Biopolymer-amended-kaolin as a Barrier for Tailing Disposal Facilities

Abstract

Abstract Mining waste in tailing storage facilities contains high ionic strength salts that pose a potential threat to the environment. Kaolin clays are receiving great interest recently for engineered barriers as minimal shrinkage cracks occur in these 1:1 clays. The present study evaluates the hydraulic, volume-change, diffusion, and retardation characteristics of kaolin clay and xanthan gum amended clay under the hydro-chemo-mechanical loading conditions pertinent to the mine storage applications. A biopolymer, Xanthan Gum, was explored to amend the kaolin for the application of barrier to address the environmental concern.
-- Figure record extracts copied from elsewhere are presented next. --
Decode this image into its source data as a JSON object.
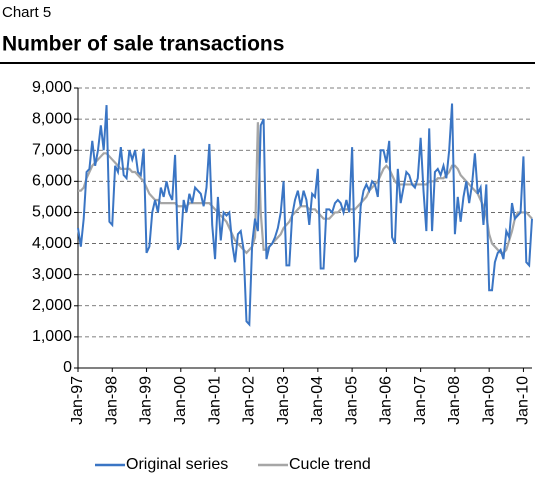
{
  "chart_data": {
    "type": "line",
    "label": "Chart 5",
    "title": "Number of sale transactions",
    "categories": [
      "Jan-97",
      null,
      null,
      null,
      null,
      null,
      null,
      null,
      null,
      null,
      null,
      null,
      "Jan-98",
      null,
      null,
      null,
      null,
      null,
      null,
      null,
      null,
      null,
      null,
      null,
      "Jan-99",
      null,
      null,
      null,
      null,
      null,
      null,
      null,
      null,
      null,
      null,
      null,
      "Jan-00",
      null,
      null,
      null,
      null,
      null,
      null,
      null,
      null,
      null,
      null,
      null,
      "Jan-01",
      null,
      null,
      null,
      null,
      null,
      null,
      null,
      null,
      null,
      null,
      null,
      "Jan-02",
      null,
      null,
      null,
      null,
      null,
      null,
      null,
      null,
      null,
      null,
      null,
      "Jan-03",
      null,
      null,
      null,
      null,
      null,
      null,
      null,
      null,
      null,
      null,
      null,
      "Jan-04",
      null,
      null,
      null,
      null,
      null,
      null,
      null,
      null,
      null,
      null,
      null,
      "Jan-05",
      null,
      null,
      null,
      null,
      null,
      null,
      null,
      null,
      null,
      null,
      null,
      "Jan-06",
      null,
      null,
      null,
      null,
      null,
      null,
      null,
      null,
      null,
      null,
      null,
      "Jan-07",
      null,
      null,
      null,
      null,
      null,
      null,
      null,
      null,
      null,
      null,
      null,
      "Jan-08",
      null,
      null,
      null,
      null,
      null,
      null,
      null,
      null,
      null,
      null,
      null,
      "Jan-09",
      null,
      null,
      null,
      null,
      null,
      null,
      null,
      null,
      null,
      null,
      null,
      "Jan-10",
      null,
      null,
      null
    ],
    "series": [
      {
        "name": "Original series",
        "color": "#3a75c4",
        "values": [
          4500,
          3900,
          4800,
          6300,
          6400,
          7300,
          6500,
          7000,
          7800,
          7000,
          8450,
          4700,
          4600,
          6500,
          6300,
          7100,
          6200,
          6100,
          7000,
          6700,
          7000,
          6300,
          6200,
          7050,
          3700,
          3900,
          5000,
          5400,
          5000,
          5800,
          5500,
          6000,
          5600,
          5400,
          6850,
          3800,
          4000,
          5400,
          5000,
          5600,
          5300,
          5800,
          5700,
          5600,
          5200,
          5800,
          7200,
          4600,
          3500,
          5500,
          4100,
          5000,
          4900,
          5000,
          4000,
          3400,
          4300,
          4400,
          3800,
          1500,
          1400,
          4000,
          4800,
          4400,
          7800,
          8000,
          3500,
          3900,
          4000,
          4200,
          4500,
          5000,
          6000,
          3300,
          3300,
          4900,
          5400,
          5700,
          5200,
          5700,
          5400,
          4600,
          5600,
          5500,
          6400,
          3200,
          3200,
          5100,
          5100,
          5000,
          5300,
          5400,
          5300,
          5000,
          5400,
          5000,
          7100,
          3400,
          3600,
          5200,
          5700,
          5900,
          5700,
          6000,
          5900,
          5500,
          7000,
          7000,
          6600,
          7300,
          4200,
          4000,
          6400,
          5300,
          5800,
          6300,
          6200,
          5900,
          5800,
          6100,
          7400,
          5700,
          4400,
          7700,
          4400,
          6300,
          6400,
          6200,
          6500,
          6100,
          7000,
          8500,
          4300,
          5500,
          4700,
          5500,
          6000,
          5300,
          5900,
          6900,
          5600,
          5800,
          4600,
          5900,
          2500,
          2500,
          3400,
          3700,
          3800,
          3500,
          4400,
          4200,
          5300,
          4800,
          4900,
          5000,
          6800,
          3400,
          3300,
          4800
        ]
      },
      {
        "name": "Cucle trend",
        "color": "#a6a6a6",
        "values": [
          5700,
          5700,
          5800,
          6100,
          6300,
          6500,
          6600,
          6700,
          6800,
          6900,
          6900,
          6800,
          6700,
          6600,
          6500,
          6400,
          6400,
          6400,
          6400,
          6300,
          6300,
          6200,
          6100,
          6000,
          5800,
          5600,
          5500,
          5400,
          5400,
          5300,
          5300,
          5300,
          5300,
          5300,
          5300,
          5200,
          5200,
          5200,
          5200,
          5300,
          5300,
          5300,
          5300,
          5300,
          5300,
          5300,
          5300,
          5200,
          5100,
          5000,
          4900,
          4800,
          4700,
          4500,
          4300,
          4100,
          4000,
          3900,
          3800,
          3700,
          3800,
          3900,
          4200,
          7900,
          5000,
          3800,
          3800,
          3900,
          4000,
          4100,
          4200,
          4300,
          4500,
          4600,
          4700,
          4900,
          5000,
          5100,
          5200,
          5200,
          5200,
          5100,
          5100,
          5100,
          5000,
          4900,
          4800,
          4800,
          4800,
          4900,
          5000,
          5000,
          5100,
          5100,
          5100,
          5100,
          5100,
          5100,
          5200,
          5300,
          5400,
          5500,
          5700,
          5800,
          5900,
          6000,
          6200,
          6400,
          6500,
          6400,
          6200,
          6000,
          5900,
          5900,
          5900,
          5900,
          5900,
          5900,
          5900,
          5900,
          5900,
          5900,
          5900,
          6000,
          6000,
          6000,
          6100,
          6100,
          6100,
          6200,
          6300,
          6500,
          6500,
          6400,
          6200,
          6100,
          6000,
          5900,
          5800,
          5700,
          5600,
          5400,
          5200,
          4900,
          4300,
          4000,
          3900,
          3800,
          3700,
          3700,
          3800,
          4100,
          4400,
          4800,
          5000,
          5000,
          5000,
          5000,
          4900,
          4800
        ]
      }
    ],
    "ylim": [
      0,
      9000
    ],
    "yticks": [
      0,
      {
        "value": 1000,
        "label": "1,000"
      },
      {
        "value": 2000,
        "label": "2,000"
      },
      {
        "value": 3000,
        "label": "3,000"
      },
      {
        "value": 4000,
        "label": "4,000"
      },
      {
        "value": 5000,
        "label": "5,000"
      },
      {
        "value": 6000,
        "label": "6,000"
      },
      {
        "value": 7000,
        "label": "7,000"
      },
      {
        "value": 8000,
        "label": "8,000"
      },
      {
        "value": 9000,
        "label": "9,000"
      }
    ],
    "grid": true
  }
}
The barrier design parameters for tailing disposal facilities such as diffusion and retardation characteristics, were evaluated using the through-diffusion experiment. Diffusion tests were conducted on the samples obtained from the hydraulic permeation tests under mechanical loading to simulate the field conditions. Theoretical concentration profiles for both kaolin and xanthan gum amended kaolin barriers were obtained by the numerical simulation of the advection-diffusion equation using the finite difference method. The xanthan gum improved the chemical compatibility, reduced the hydraulic infiltration rate, and reduced diffusion rates significantly. The results from the study suggested the suitability of xanthan gum amended kaolin barrier for attenuation of contaminants and as a sustainable alternative in tailing disposal facilities.